The integral along $\dlc_2$ is easy. Along $\dlc_2$, $y=0$, so that $\dlvf(x,y) = (y^2,3xy) = (0,0)$. Consequently, \begin{align*} \lint{\dlc_2}{\dlvf} = 0. \end{align*}

Putting this all together, we verify that \begin{align*} \dlint = \lint{\dlc_1}{\dlvf} +\lint{\dlc_2}{\dlvf} = \frac{2}{3} + 0 = \frac{2}{3}. \end{align*} Our direct calculation of the line integral agrees with the above result that we obtained by applying Green's theorem to convert the line integral to a double integral.

#### Example 2

Let $\dlvf=(y,0)$. What is sign of the circulation of $\dlvf$ around the CCW-oriented unit circle? Calculate circulation exactly with Green's theorem where $\dlr$ is unit disk.

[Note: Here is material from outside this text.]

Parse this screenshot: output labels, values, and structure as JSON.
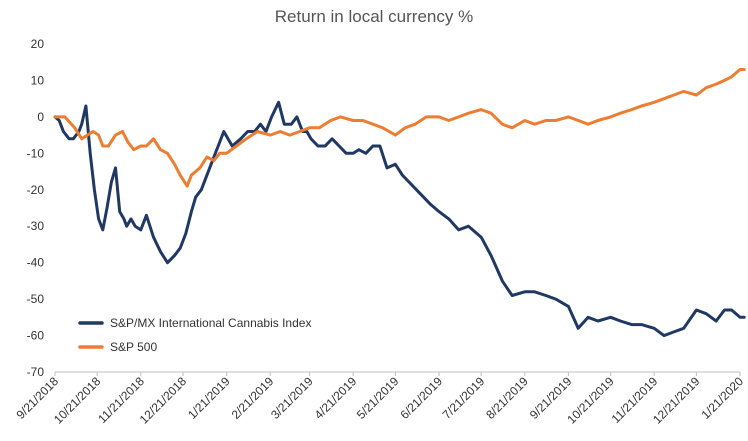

**Solution**: The circulation of a vector field around a curve is equal to the
line integral of the vector field around the curve. We can see from
the picture that the sign of circulation is negative, as the vector
field tends to point in the opposite direction of the curve's
orientation.

Since we must use Green's theorem and the original integral was a line integral, this means we must covert the integral into a double integral. The requisite partial derivatives are \begin{align*} \pdiff{\dlvfc_2}{x} = 0, \quad \pdiff{\dlvfc_1}{y} = 1, \quad \pdiff{\dlvfc_2}{x} - \pdiff{\dlvfc_1}{y} =-1, \end{align*} so that original line integral becomes the double integral \begin{align*} \dlint &= \iint_\dlr (-1) dA\\ &= - \iint_\dlr dA. \end{align*} Now, we could go ahead and compute this double integral. But we are lazy. We know that the above integral is simply the area of $\dlr$. So, we take the shortcut: \begin{align*} \dlint &= - \iint_\dlr dA\\ &= -1 \cdot \text{area of } ~ \dlr = -\pi. \end{align*} At least our answer is negative like we concluded it must be.